A few sheltered roses may bloom until first frost, but for most this is its final flower of the year.
  • There is plenty of red left over from summer this year.  Roses still bloom sporadically, various fragile annuals have not succumbed to deep overnight low temperatures.  But internal clocks on even those are setting off alarms to produce seed, and either die of old age or begin the work of hibernation.
  • Rose cycles remind me of the standard-issue biography of artists.  As spring goes by they quickly grow from seemingly dead stalks and by early summer are in full glorious display, covered with huge, marvelously shaped, and often fragrant flowers, with buds the look even more delicious.  From these a few few rose hips are produced into midsummer.  Although the exuberance is gone, a few blossoms burst forth through early fall, becoming less and less, always unexpected.  And then it is over.


It can be the most unnoticed niche which provides great beauty, simply because we usually fail to see it.
  • Red sun at night, sailor’s delight.
  • Weather on Long Island does not always arrive with the west wind.


Autumnal fogs often arrive bringing a tactile spray of light mist to mysterious luminosity and silence.
  • In my youth we thought we knew all about biology.  We remained almost totally unaware, not even at the point when as, today, we admit our own ignorance.  A little beyond the application of some mysterious life force to animate the inanimate, but not much.  Trees in fall were one example.
  • We learned that trees stop making chlorophyll which turns leaves green.  That reveals all the pigments that remain so spectacularly in sugar maples.  Then the water stops, leaves brown and fall, and another yearly cycle is complete.
  • Now it turns out to be far more complex.  The tree actively reabsorbs a lot of difficult-to-find molecules and stores them.  Ecology is enriched and partially controlled by what hits the ground, and becomes self-reinforcing for the parent.  Triggers such as light and moisture and cold are still unresolved. 
  • It is a wonderfully intricate dance, which people who just looked and marveled knew a long time ago.
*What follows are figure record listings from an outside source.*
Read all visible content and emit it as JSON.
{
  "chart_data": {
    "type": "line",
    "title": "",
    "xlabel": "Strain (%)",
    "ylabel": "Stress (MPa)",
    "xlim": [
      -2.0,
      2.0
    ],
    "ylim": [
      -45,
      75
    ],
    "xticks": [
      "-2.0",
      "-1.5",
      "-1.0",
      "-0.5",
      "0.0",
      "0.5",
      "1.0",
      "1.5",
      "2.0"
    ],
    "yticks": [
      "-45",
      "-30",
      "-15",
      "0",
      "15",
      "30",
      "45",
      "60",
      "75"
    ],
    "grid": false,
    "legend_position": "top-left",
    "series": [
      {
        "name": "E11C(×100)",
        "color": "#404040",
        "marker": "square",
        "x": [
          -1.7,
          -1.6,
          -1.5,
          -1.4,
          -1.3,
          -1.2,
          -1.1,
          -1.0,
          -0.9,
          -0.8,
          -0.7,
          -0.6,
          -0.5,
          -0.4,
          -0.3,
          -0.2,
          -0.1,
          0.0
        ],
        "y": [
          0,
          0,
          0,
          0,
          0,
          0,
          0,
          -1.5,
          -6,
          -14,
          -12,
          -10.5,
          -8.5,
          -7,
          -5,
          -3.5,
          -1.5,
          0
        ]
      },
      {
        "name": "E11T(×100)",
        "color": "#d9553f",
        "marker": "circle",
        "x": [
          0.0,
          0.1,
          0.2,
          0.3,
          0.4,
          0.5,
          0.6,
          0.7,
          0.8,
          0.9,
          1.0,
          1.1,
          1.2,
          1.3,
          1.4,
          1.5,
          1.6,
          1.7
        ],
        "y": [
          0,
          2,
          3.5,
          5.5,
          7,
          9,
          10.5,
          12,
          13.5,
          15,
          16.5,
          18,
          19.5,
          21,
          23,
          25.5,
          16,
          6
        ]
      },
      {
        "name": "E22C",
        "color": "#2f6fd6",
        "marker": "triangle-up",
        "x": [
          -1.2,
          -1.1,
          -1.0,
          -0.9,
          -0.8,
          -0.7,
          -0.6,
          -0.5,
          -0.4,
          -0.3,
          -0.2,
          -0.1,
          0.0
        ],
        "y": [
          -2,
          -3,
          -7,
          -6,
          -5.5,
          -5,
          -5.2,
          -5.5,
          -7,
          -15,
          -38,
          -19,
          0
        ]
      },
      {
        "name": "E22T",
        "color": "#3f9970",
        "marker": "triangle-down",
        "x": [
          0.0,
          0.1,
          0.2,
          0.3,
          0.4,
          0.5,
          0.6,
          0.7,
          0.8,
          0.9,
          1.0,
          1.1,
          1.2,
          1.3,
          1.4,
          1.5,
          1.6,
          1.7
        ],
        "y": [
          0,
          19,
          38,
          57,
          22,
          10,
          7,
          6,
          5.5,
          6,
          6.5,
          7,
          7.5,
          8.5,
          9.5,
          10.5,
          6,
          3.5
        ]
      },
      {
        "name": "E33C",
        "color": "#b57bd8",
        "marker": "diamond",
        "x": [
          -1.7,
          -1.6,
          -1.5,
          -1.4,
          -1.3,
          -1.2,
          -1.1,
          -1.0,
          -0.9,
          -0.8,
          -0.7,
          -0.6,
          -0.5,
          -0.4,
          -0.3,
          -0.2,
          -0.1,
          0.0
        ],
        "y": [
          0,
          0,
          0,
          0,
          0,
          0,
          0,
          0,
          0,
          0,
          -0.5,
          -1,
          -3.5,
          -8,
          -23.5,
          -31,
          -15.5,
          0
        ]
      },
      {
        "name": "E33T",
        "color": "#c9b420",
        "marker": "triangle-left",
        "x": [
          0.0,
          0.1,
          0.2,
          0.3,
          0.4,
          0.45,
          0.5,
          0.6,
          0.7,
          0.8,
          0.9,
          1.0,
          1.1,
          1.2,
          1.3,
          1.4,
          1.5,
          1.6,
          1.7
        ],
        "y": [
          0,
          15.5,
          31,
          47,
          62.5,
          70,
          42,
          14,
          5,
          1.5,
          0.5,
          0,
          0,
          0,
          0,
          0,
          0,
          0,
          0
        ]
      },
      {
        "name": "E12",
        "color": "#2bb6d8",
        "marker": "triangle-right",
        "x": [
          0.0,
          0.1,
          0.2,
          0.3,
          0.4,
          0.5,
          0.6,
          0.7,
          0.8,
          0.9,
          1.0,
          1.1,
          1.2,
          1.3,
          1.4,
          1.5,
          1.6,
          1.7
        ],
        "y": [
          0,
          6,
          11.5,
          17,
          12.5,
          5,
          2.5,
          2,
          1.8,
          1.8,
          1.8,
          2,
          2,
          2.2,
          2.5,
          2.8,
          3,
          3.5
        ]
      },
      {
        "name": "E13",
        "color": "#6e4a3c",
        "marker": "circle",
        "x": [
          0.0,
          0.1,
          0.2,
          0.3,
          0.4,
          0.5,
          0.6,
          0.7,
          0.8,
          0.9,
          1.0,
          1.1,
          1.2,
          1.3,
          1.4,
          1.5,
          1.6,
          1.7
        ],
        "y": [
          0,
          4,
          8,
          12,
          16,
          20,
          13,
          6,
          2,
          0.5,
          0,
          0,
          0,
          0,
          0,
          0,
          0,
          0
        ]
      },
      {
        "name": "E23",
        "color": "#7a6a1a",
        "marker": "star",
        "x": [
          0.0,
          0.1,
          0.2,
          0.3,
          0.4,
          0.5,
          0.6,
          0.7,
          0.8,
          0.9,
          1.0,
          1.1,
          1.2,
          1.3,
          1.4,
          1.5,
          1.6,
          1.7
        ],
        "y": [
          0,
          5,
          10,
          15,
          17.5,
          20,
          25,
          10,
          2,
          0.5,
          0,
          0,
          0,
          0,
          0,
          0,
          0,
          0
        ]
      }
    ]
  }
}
This ivy is poisonous only to humans, which seems appropriate, and beautiful as it dies back.
  • Maples are beginning to tune their crowns, and spaced here and there are dashes of a branch or two glittering orange, red, and yellow.  Maples are glories in New England autumn.  People take long trips to see them, lingering in groves that are naturally as spectacular as any other sights on this continent.
  • Unfortunately, climate change and pollution have severely cut back the local examples, many of which have died out even in the last thirty years or so.  I still have my known specimens to visit, and they mostly still reward, but more and more I see them as hardy survivors, the likes of which will not be seen around here for some time.
  • A lot like myself.  


Genetic quirk or microclimate allows a few early red branches to creep into landscapes,
“Little Snowbird, have a good time far away!”
“Shiver as you will, Big Maple!”
“I like the change of seasonal views!”
“I like the warmth and food.”
“I get time to meditate and think.”
“I get to watch flowers, swim, and eat all winter.”
“Well, be careful .  Have a wonderful time!”

“You too.  See you next spring!”


Smartweed has matured everywhere in thick masses, hidden in plain sight under everything else.
Each day so fine, cannot be told
Nor instants counted, saved, nor sold
A construct of time’s flashing blade
Which my own memories have made.
A week, a month, a year, and more

Perhaps once here, now gone for sure.